Kripto varlıkların Türkiye'de söz konusu olabilecek vergi türleri, vergi oranı mekanizması Türkiye, henüz özel bir kripto varlık vergi yasası oluşturmasa da, mevcut kurumlar vergisi, gelir vergisi, katma değer vergisi ve damga vergisi gibi genel vergi türleri, yasal mantık ve uygulanabilirlik açısından genişletilebilirlik göstermektedir. Diğer bir deyişle, bu mevcut vergi sistemleri, hükümetin gelecekteki geçiş döneminde muhtemel bir kripto vergi yolu olarak seçebileceği yollar olabilir. Özellikle: Kurumlar vergisi ve gelir vergisi, kripto varlıkların yatırım kazançları ve işlem farkı gelirleri ile ilişkilendirilebilir; katma değer vergisi, platform hizmet ücreti, saklama ücreti ve aracılık hizmetleri gibi senaryolar için uygulanabilir; damga vergisi ise imzalanan sözleşmeler, saklama anlaşmaları ve teminat belgeleri gibi kripto ile ilgili yasal belgelerle potansiyel bir ilişki içindedir. Aşağıdaki tablo, Türkiye Vergi Dairesi (GİB) ve resmi gazete (Resmî Gazete) orijinal belgelerine dayanarak, her vergi türünün temel uygulanabilir alanını, vergi oranını ve resmi kaynağını göstermektedir. 4.1 Kurumlar Vergisi (Kurumlar Vergisi) Eğer bir işletme kripto para ticareti aracılığı, saklama, ödeme altyapısı veya piyasa yapıcılığı yapıyorsa, işletme gelirleri, kurumlar vergisi oranında vergiye tabi kar olarak değerlendirilebilir. Gelecekte Türkiye, sanal varlık ticaret platformunu resmi olarak CMB lisans sistemi içine alırsa, bu vergi kalemi, kripto işletmelerinin uyumlu vergi ödemeleri için temel bir dayanak olacaktır. 4.2 Gelir Vergisi (Gelir Vergisi) Bireysel yatırımcılar, kripto para ticareti yoluyla fiyat farkı geliri elde ederse, özel bir düzenleme yoksa, bu gelir sermaye kazancı olarak bireysel gelir vergisi kapsamına alınabilir. 4.3 Katma Değer Vergisi (Katma Değer Vergisi, KDV) Aracılık, saklama, danışmanlık veya platform işletim hizmetleri sunan kuruluşlar, aldıkları hizmet ücreti, işlem ücreti gibi bedeller vergiye tabi hizmet olarak değerlendirilebilir ve %20 vergi oranında beyan edilmesi gerekebilir. Detaylı kurallar çıkarıldığında, KDV işlem maliyetlerini önemli ölçüde etkileyen bir vergi türü olacaktır. 4.4 Damga Vergisi (Damga Vergisi) OTC ticareti, saklama işbirliği veya vekalet sözleşmeleri gibi durumlarda, belgeler hukuki geçerliliğe sahip ve tutarı belirtildiği sürece, teorik olarak damga vergisi yasasına göre vergilendirilmeleri gerekmektedir.

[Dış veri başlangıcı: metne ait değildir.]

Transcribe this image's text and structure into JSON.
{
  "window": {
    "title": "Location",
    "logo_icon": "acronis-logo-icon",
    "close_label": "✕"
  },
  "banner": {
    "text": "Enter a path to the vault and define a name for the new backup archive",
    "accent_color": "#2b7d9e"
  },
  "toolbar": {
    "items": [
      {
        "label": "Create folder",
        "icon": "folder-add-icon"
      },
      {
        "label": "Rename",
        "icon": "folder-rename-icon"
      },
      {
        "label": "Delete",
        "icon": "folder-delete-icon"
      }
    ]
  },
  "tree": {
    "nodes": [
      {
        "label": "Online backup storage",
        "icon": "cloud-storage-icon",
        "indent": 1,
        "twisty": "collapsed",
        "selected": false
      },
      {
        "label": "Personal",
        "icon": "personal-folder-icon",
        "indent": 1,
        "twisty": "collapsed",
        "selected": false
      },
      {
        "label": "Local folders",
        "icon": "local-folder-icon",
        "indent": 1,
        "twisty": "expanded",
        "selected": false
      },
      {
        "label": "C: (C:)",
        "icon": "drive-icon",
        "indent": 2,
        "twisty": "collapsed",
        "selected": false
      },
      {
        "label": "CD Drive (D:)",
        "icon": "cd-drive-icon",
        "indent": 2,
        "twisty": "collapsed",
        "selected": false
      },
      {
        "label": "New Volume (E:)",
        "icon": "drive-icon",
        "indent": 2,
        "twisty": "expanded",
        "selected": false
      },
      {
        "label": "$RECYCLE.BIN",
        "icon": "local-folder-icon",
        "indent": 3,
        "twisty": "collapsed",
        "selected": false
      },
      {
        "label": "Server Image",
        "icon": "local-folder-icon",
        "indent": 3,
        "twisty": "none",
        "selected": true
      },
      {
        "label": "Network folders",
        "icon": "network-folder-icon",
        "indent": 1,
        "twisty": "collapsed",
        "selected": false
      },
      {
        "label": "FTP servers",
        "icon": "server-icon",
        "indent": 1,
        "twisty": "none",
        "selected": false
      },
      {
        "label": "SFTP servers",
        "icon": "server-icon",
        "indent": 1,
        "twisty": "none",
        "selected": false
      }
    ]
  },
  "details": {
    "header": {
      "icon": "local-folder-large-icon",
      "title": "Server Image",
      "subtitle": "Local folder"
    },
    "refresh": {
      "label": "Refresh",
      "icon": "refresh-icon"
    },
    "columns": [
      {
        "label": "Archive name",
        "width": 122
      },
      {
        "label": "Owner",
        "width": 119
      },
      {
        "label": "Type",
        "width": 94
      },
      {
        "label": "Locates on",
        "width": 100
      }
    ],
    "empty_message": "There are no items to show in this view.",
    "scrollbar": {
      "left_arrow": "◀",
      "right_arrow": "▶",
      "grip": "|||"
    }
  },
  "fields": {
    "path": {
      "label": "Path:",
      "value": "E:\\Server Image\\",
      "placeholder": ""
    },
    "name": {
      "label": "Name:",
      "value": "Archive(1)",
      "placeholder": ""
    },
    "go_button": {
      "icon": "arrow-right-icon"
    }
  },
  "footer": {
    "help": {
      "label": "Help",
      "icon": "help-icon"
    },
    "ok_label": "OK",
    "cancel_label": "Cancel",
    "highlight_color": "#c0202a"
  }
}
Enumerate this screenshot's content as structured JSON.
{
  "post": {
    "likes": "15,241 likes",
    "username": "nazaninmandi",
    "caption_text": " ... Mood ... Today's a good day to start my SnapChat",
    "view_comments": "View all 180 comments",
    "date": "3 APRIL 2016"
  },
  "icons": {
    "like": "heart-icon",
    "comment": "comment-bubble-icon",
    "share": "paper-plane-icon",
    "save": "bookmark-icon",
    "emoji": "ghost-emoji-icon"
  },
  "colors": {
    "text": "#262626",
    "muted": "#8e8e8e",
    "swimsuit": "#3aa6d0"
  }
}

Summary Looking back at the previous text, Turkey's crypto asset ecosystem has distinct dual characteristics: on one hand, the market activity is high, with strong demand from both retail and institutional investors; on the other hand, the regulatory environment is becoming increasingly strict, with the government continuously promoting compliance and transparency at the institutional level. From Turkey's gradual delegation of power to MASAK, it can be seen that Turkey has completed the transition from banning payments to initial regulation in the international crypto regulatory landscape. A tightening of regulations does not mean a closed market; rather, it lays the institutional foundation for a transparent, safe, and long-term crypto investment environment. What investors need to do is not to evade regulations, but to earn compliance space with records, certificates, and clear financial logic. This will be the most robust way to survive in Turkey's crypto market in the coming years.
View Original
This page may contain third-party content, which is provided for information purposes only (not representations/warranties) and should not be considered as an endorsement of its views by Gate, nor as financial or professional advice. See Disclaimer for details.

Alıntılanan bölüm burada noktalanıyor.